Die brasilianische Anmeldung No. 18 816 267 beschreibt gewisse Polyurethanmaterialien der oben erwähnten Art, welche den Zusatz einer kleinen Menge an ungehärtetem Epoxidharz zu einer Zusammensetzung, welche Polyurethanharz enthält, umfasst, um die Widerstandsfähigkeit gegen Hitzedeformation und die Farbstabilität der harten, nicht-elastomeren und nicht-zellförmigen Polyurethan-Produkte zu erhöhen.

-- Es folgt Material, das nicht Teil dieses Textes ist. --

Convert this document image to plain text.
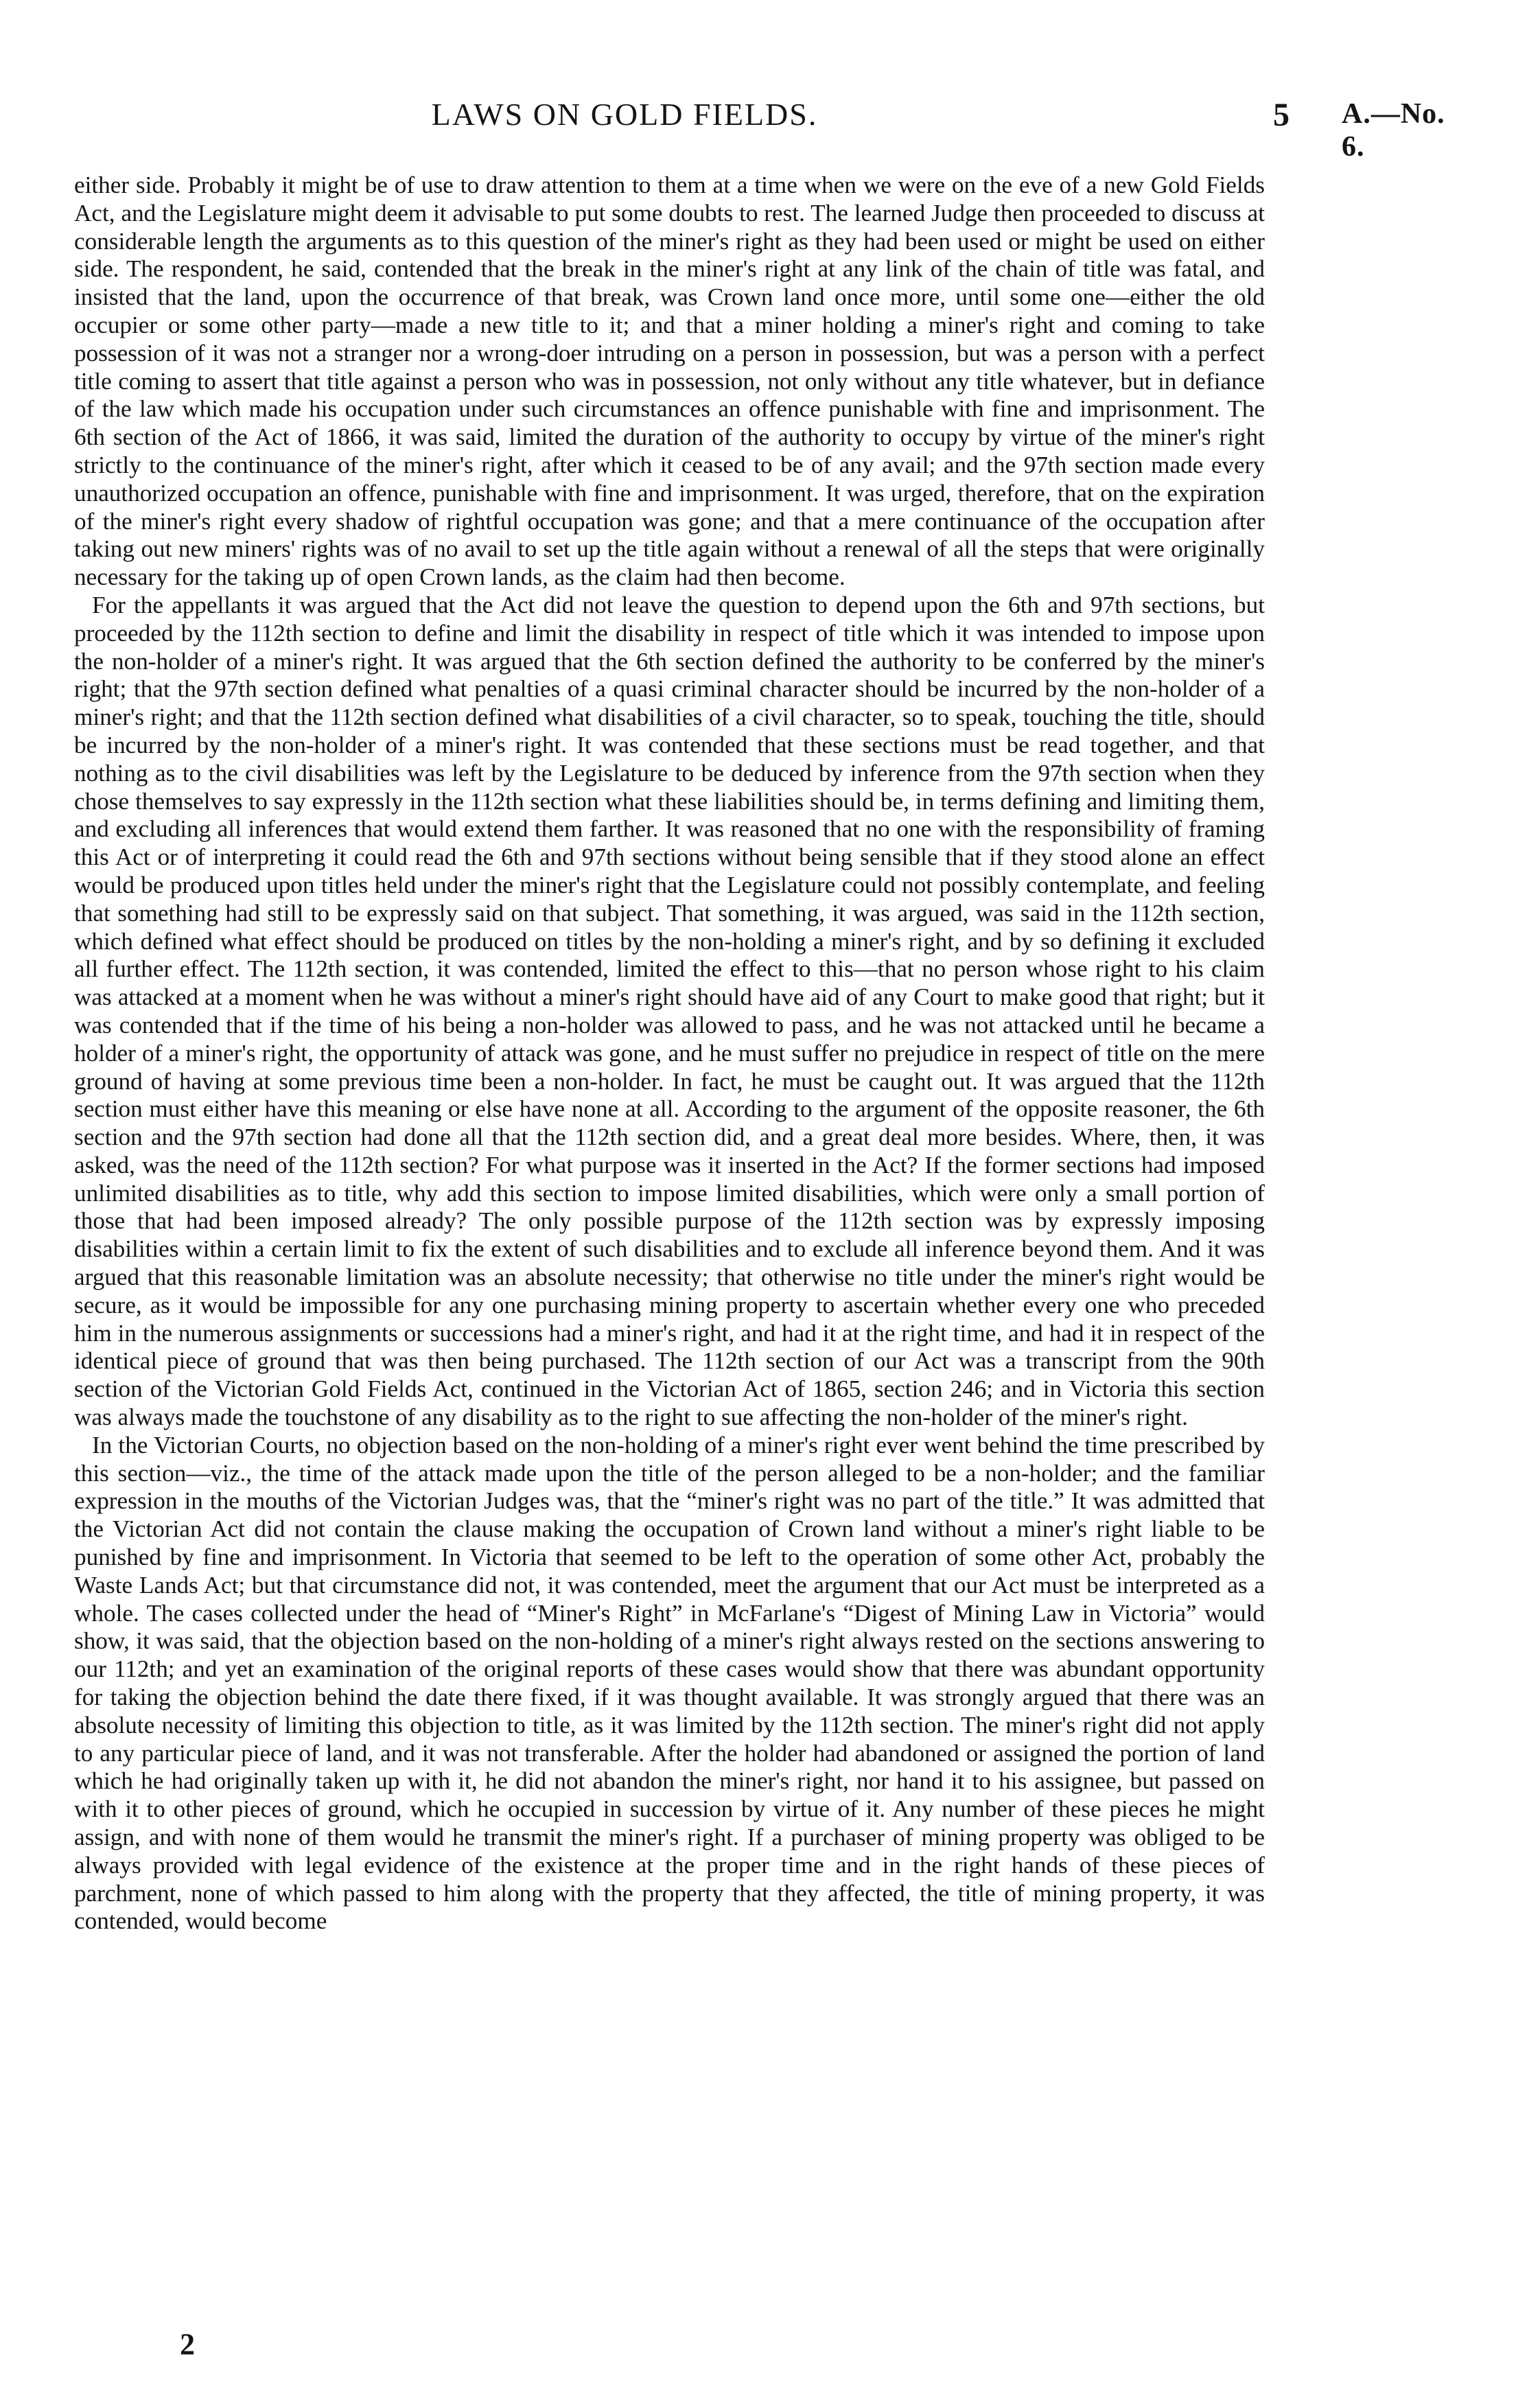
LAWS ON GOLD FIELDS.	5 A.—No. 6.

either side. Probably it might be of use to draw attention to them at a time when we were on the eve of a new Gold Fields Act, and the Legislature might deem it advisable to put some doubts to rest. The learned Judge then proceeded to discuss at considerable length the arguments as to this question of the miner's right as they had been used or might be used on either side. The respondent, he said, contended that the break in the miner's right at any link of the chain of title was fatal, and insisted that the land, upon the occurrence of that break, was Crown land once more, until some one—either the old occupier or some other party—made a new title to it; and that a miner holding a miner's right and coming to take possession of it was not a stranger nor a wrong-doer intruding on a person in possession, but was a person with a perfect title coming to assert that title against a person who was in possession, not only without any title whatever, but in defiance of the law which made his occupation under such circumstances an offence punishable with fine and imprisonment. The 6th section of the Act of 1866, it was said, limited the duration of the authority to occupy by virtue of the miner's right strictly to the continuance of the miner's right, after which it ceased to be of any avail; and the 97th section made every unauthorized occupation an offence, punishable with fine and imprisonment. It was urged, therefore, that on the expiration of the miner's right every shadow of rightful occupation was gone; and that a mere continuance of the occupation after taking out new miners' rights was of no avail to set up the title again without a renewal of all the steps that were originally necessary for the taking up of open Crown lands, as the claim had then become.

For the appellants it was argued that the Act did not leave the question to depend upon the 6th and 97th sections, but proceeded by the 112th section to define and limit the disability in respect of title which it was intended to impose upon the non-holder of a miner's right. It was argued that the 6th section defined the authority to be conferred by the miner's right; that the 97th section defined what penalties of a quasi criminal character should be incurred by the non-holder of a miner's right; and that the 112th section defined what disabilities of a civil character, so to speak, touching the title, should be incurred by the non-holder of a miner's right. It was contended that these sections must be read together, and that nothing as to the civil disabilities was left by the Legislature to be deduced by inference from the 97th section when they chose themselves to say expressly in the 112th section what these liabilities should be, in terms defining and limiting them, and excluding all inferences that would extend them farther. It was reasoned that no one with the responsibility of framing this Act or of interpreting it could read the 6th and 97th sections without being sensible that if they stood alone an effect would be produced upon titles held under the miner's right that the Legislature could not possibly contemplate, and feeling that something had still to be expressly said on that subject. That something, it was argued, was said in the 112th section, which defined what effect should be produced on titles by the non-holding a miner's right, and by so defining it excluded all further effect. The 112th section, it was contended, limited the effect to this—that no person whose right to his claim was attacked at a moment when he was without a miner's right should have aid of any Court to make good that right; but it was contended that if the time of his being a non-holder was allowed to pass, and he was not attacked until he became a holder of a miner's right, the opportunity of attack was gone, and he must suffer no prejudice in respect of title on the mere ground of having at some previous time been a non-holder. In fact, he must be caught out. It was argued that the 112th section must either have this meaning or else have none at all. According to the argument of the opposite reasoner, the 6th section and the 97th section had done all that the 112th section did, and a great deal more besides. Where, then, it was asked, was the need of the 112th section? For what purpose was it inserted in the Act? If the former sections had imposed unlimited disabilities as to title, why add this section to impose limited disabilities, which were only a small portion of those that had been imposed already? The only possible purpose of the 112th section was by expressly imposing disabilities within a certain limit to fix the extent of such disabilities and to exclude all inference beyond them. And it was argued that this reasonable limitation was an absolute necessity; that otherwise no title under the miner's right would be secure, as it would be impossible for any one purchasing mining property to ascertain whether every one who preceded him in the numerous assignments or successions had a miner's right, and had it at the right time, and had it in respect of the identical piece of ground that was then being purchased. The 112th section of our Act was a transcript from the 90th section of the Victorian Gold Fields Act, continued in the Victorian Act of 1865, section 246; and in Victoria this section was always made the touchstone of any disability as to the right to sue affecting the non-holder of the miner's right.

In the Victorian Courts, no objection based on the non-holding of a miner's right ever went behind the time prescribed by this section—viz., the time of the attack made upon the title of the person alleged to be a non-holder; and the familiar expression in the mouths of the Victorian Judges was, that the “miner's right was no part of the title.” It was admitted that the Victorian Act did not contain the clause making the occupation of Crown land without a miner's right liable to be punished by fine and imprisonment. In Victoria that seemed to be left to the operation of some other Act, probably the Waste Lands Act; but that circumstance did not, it was contended, meet the argument that our Act must be interpreted as a whole. The cases collected under the head of “Miner's Right” in McFarlane's “Digest of Mining Law in Victoria” would show, it was said, that the objection based on the non-holding of a miner's right always rested on the sections answering to our 112th; and yet an examination of the original reports of these cases would show that there was abundant opportunity for taking the objection behind the date there fixed, if it was thought available. It was strongly argued that there was an absolute necessity of limiting this objection to title, as it was limited by the 112th section. The miner's right did not apply to any particular piece of land, and it was not transferable. After the holder had abandoned or assigned the portion of land which he had originally taken up with it, he did not abandon the miner's right, nor hand it to his assignee, but passed on with it to other pieces of ground, which he occupied in succession by virtue of it. Any number of these pieces he might assign, and with none of them would he transmit the miner's right. If a purchaser of mining property was obliged to be always provided with legal evidence of the existence at the proper time and in the right hands of these pieces of parchment, none of which passed to him along with the property that they affected, the title of mining property, it was contended, would become

2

Andere bekannte Polyurethan-Produkte werden erhalten durch Reaktion von drei Polyolen mit Poly-isocyanaten, und ein Polyurethan dieser Art ist im brasilianischen Patent No. 7 904 252 beschrieben, welches ein Verhältnis von Biegemodul -29°C/70°C von nicht höher als -3,4 aufweist, wobei eines der drei Polyole eine höhere Reaktionsfähigkeit gegenüber Polyisocyanat aufweist als die Reaktionsfähigkeit von jedem der beiden anderen Polyole (Verbindungen mit aktivem Sauerstoff). Auch in diesem Fall weisen die erhaltenen Polyurethan-Produkte Kennzeichen auf, welche sie ungeeignet für den Ersatz von Stahlverkleidungen in Haushaltvorrichtungen der weissen Linie machen, weil sie notwendigerweise drei Polyole verwenden und ein Verhältnis von Biegemodulus aufweisen, welches trotzdem es im Bereich der vorliegenden Erfindung liegt, sich auf sehr niedere Testwerte bezieht, um die Verwendung davon in Haushaltvorrichtungen zu erlauben.

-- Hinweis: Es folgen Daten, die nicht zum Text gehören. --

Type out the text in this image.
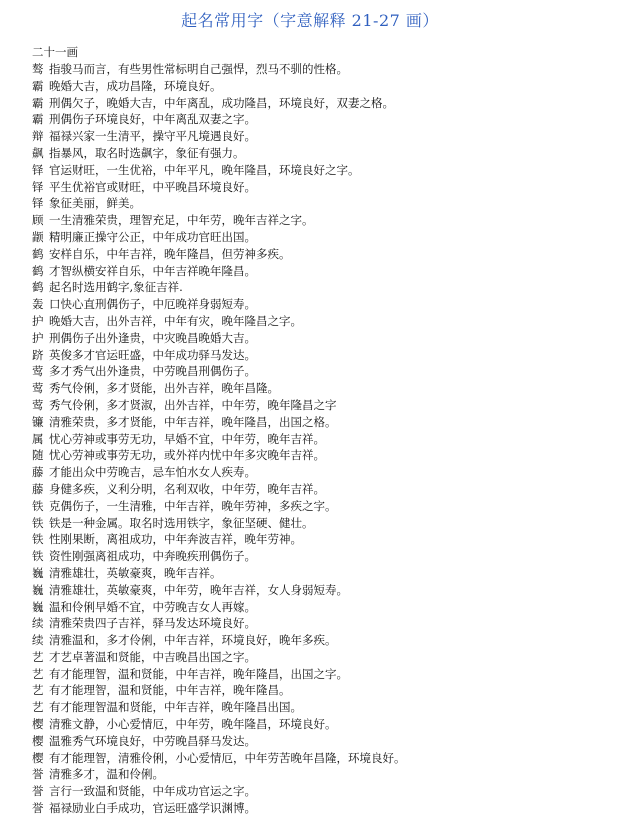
起名常用字（字意解释 21-27 画）
二十一画
骜 指骏马而言，有些男性常标明自己强悍，烈马不驯的性格。
霸 晚婚大吉，成功昌隆，环境良好。
霸 刑偶欠子，晚婚大吉，中年离乱，成功隆昌，环境良好，双妻之格。
霸 刑偶伤子环境良好，中年离乱双妻之字。
辩 福禄兴家一生清平，操守平凡境遇良好。
飙 指暴风，取名时选飙字，象征有强力。
铎 官运财旺，一生优裕，中年平凡，晚年隆昌，环境良好之字。
铎 平生优裕官或财旺，中平晚昌环境良好。
铎 象征美丽，鲜美。
顾 一生清雅荣贵，理智充足，中年劳，晚年吉祥之字。
颛 精明廉正操守公正，中年成功官旺出国。
鹤 安样自乐，中年吉祥，晚年隆昌，但劳神多疾。
鹤 才智纵横安祥自乐，中年吉祥晚年隆昌。
鹤 起名时选用鹤字,象征吉祥.
轰 口快心直刑偶伤子，中厄晚祥身弱短寿。
护 晚婚大吉，出外吉祥，中年有灾，晚年隆昌之字。
护 刑偶伤子出外逢贵，中灾晚昌晚婚大吉。
跻 英俊多才官运旺盛，中年成功驿马发达。
莺 多才秀气出外逢贵，中劳晚昌刑偶伤子。
莺 秀气伶俐，多才贤能，出外吉祥，晚年昌隆。
莺 秀气伶俐，多才贤淑，出外吉祥，中年劳，晚年隆昌之字
镰 清雅荣贵，多才贤能，中年吉祥，晚年隆昌，出国之格。
属 忧心劳神或事劳无功，早婚不宜，中年劳，晚年吉祥。
随 忧心劳神或事劳无功，或外祥内忧中年多灾晚年吉祥。
藤 才能出众中劳晚吉，忌车怕水女人疾寿。
藤 身健多疾，义利分明，名利双收，中年劳，晚年吉祥。
铁 克偶伤子，一生清雅，中年吉祥，晚年劳神，多疾之字。
铁 铁是一种金属。取名时选用铁字，象征坚硬、健壮。
铁 性刚果断，离祖成功，中年奔波吉祥，晚年劳神。
铁 资性刚强离祖成功，中奔晚疾刑偶伤子。
巍 清雅雄壮，英敏豪爽，晚年吉祥。
巍 清雅雄壮，英敏豪爽，中年劳，晚年吉祥，女人身弱短寿。
巍 温和伶俐早婚不宜，中劳晚吉女人再嫁。
续 清雅荣贵四子吉祥，驿马发达环境良好。
续 清雅温和，多才伶俐，中年吉祥，环境良好，晚年多疾。
艺 才艺卓著温和贤能，中吉晚昌出国之字。
艺 有才能理智，温和贤能，中年吉祥，晚年隆昌，出国之字。
艺 有才能理智，温和贤能，中年吉祥，晚年隆昌。
艺 有才能理智温和贤能，中年吉祥，晚年隆昌出国。
樱 清雅文静，小心爱情厄，中年劳，晚年隆昌，环境良好。
樱 温雅秀气环境良好，中劳晚昌驿马发达。
樱 有才能理智，清雅伶俐，小心爱情厄，中年劳苦晚年昌隆，环境良好。
誉 清雅多才，温和伶俐。
誉 言行一致温和贤能，中年成功官运之字。
誉 福禄励业白手成功，官运旺盛学识渊博。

Die vorliegende Erfindung bezieht sich auf ein Verfahren zur Herstellung eines harten, thermischstabilen Polyurethans, wie in Patentanspruch 1 definiert.

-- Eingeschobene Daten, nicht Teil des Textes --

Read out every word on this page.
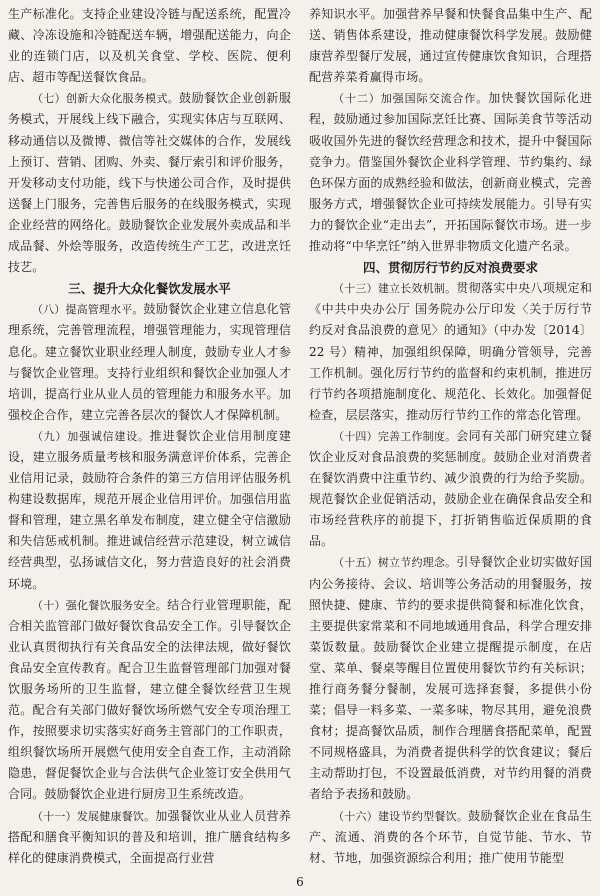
生产标准化。支持企业建设冷链与配送系统，配置冷藏、冷冻设施和冷链配送车辆，增强配送能力，向企业的连锁门店，以及机关食堂、学校、医院、便利店、超市等配送餐饮食品。

（七）创新大众化服务模式。鼓励餐饮企业创新服务模式，开展线上线下融合，实现实体店与互联网、移动通信以及微博、微信等社交媒体的合作，发展线上预订、营销、团购、外卖、餐厅索引和评价服务，开发移动支付功能，线下与快递公司合作，及时提供送餐上门服务，完善售后服务的在线服务模式，实现企业经营的网络化。鼓励餐饮企业发展外卖成品和半成品餐、外烩等服务，改造传统生产工艺，改进烹饪技艺。

三、提升大众化餐饮发展水平

（八）提高管理水平。鼓励餐饮企业建立信息化管理系统，完善管理流程，增强管理能力，实现管理信息化。建立餐饮业职业经理人制度，鼓励专业人才参与餐饮企业管理。支持行业组织和餐饮企业加强人才培训，提高行业从业人员的管理能力和服务水平。加强校企合作，建立完善各层次的餐饮人才保障机制。

（九）加强诚信建设。推进餐饮企业信用制度建设，建立服务质量考核和服务满意评价体系，完善企业信用记录，鼓励符合条件的第三方信用评估服务机构建设数据库，规范开展企业信用评价。加强信用监督和管理，建立黑名单发布制度，建立健全守信激励和失信惩戒机制。推进诚信经营示范建设，树立诚信经营典型，弘扬诚信文化，努力营造良好的社会消费环境。

（十）强化餐饮服务安全。结合行业管理职能，配合相关监管部门做好餐饮食品安全工作。引导餐饮企业认真贯彻执行有关食品安全的法律法规，做好餐饮食品安全宣传教育。配合卫生监督管理部门加强对餐饮服务场所的卫生监督，建立健全餐饮经营卫生规范。配合有关部门做好餐饮场所燃气安全专项治理工作，按照要求切实落实好商务主管部门的工作职责，组织餐饮场所开展燃气使用安全自查工作，主动消除隐患，督促餐饮企业与合法供气企业签订安全供用气合同。鼓励餐饮企业进行厨房卫生系统改造。

（十一）发展健康餐饮。加强餐饮业从业人员营养搭配和膳食平衡知识的普及和培训，推广膳食结构多样化的健康消费模式，全面提高行业营

养知识水平。加强营养早餐和快餐食品集中生产、配送、销售体系建设，推动健康餐饮科学发展。鼓励健康营养型餐厅发展，通过宣传健康饮食知识，合理搭配营养菜肴赢得市场。

（十二）加强国际交流合作。加快餐饮国际化进程，鼓励通过参加国际烹饪比赛、国际美食节等活动吸收国外先进的餐饮经营理念和技术，提升中餐国际竞争力。借鉴国外餐饮企业科学管理、节约集约、绿色环保方面的成熟经验和做法，创新商业模式，完善服务方式，增强餐饮企业可持续发展能力。引导有实力的餐饮企业“走出去”，开拓国际餐饮市场。进一步推动将“中华烹饪”纳入世界非物质文化遗产名录。

四、贯彻厉行节约反对浪费要求

（十三）建立长效机制。贯彻落实中央八项规定和《中共中央办公厅 国务院办公厅印发〈关于厉行节约反对食品浪费的意见〉的通知》（中办发〔2014〕22 号）精神，加强组织保障，明确分管领导，完善工作机制。强化厉行节约的监督和约束机制，推进厉行节约各项措施制度化、规范化、长效化。加强督促检查，层层落实，推动厉行节约工作的常态化管理。

（十四）完善工作制度。会同有关部门研究建立餐饮企业反对食品浪费的奖惩制度。鼓励企业对消费者在餐饮消费中注重节约、减少浪费的行为给予奖励。规范餐饮企业促销活动，鼓励企业在确保食品安全和市场经营秩序的前提下，打折销售临近保质期的食品。

（十五）树立节约理念。引导餐饮企业切实做好国内公务接待、会议、培训等公务活动的用餐服务，按照快捷、健康、节约的要求提供简餐和标准化饮食，主要提供家常菜和不同地域通用食品，科学合理安排菜饭数量。鼓励餐饮企业建立提醒提示制度，在店堂、菜单、餐桌等醒目位置使用餐饮节约有关标识；推行商务餐分餐制，发展可选择套餐，多提供小份菜；倡导一料多菜、一菜多味，物尽其用，避免浪费食材；提高餐饮品质，制作合理膳食搭配菜单，配置不同规格盛具，为消费者提供科学的饮食建议；餐后主动帮助打包，不设置最低消费，对节约用餐的消费者给予表扬和鼓励。

（十六）建设节约型餐饮。鼓励餐饮企业在食品生产、流通、消费的各个环节，自觉节能、节水、节材、节地，加强资源综合利用；推广使用节能型

6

Die Erfindung bezieht sich ferner auf das nach der oben erwähnten Reaktion erhaltene Produkt.
Zusätzlich zu den Grundkomponenten (Polyole und Polyisocyanate), kann das Polyureythan bzw. das dieses enthaltende Stoffgemisch Mittel zur Einstellung der Zellgrösse, Kettenverlängerungsmittel, Schäumungsmittel, Verstärkungsmittel und flammenverzögernde Mittel enthalten.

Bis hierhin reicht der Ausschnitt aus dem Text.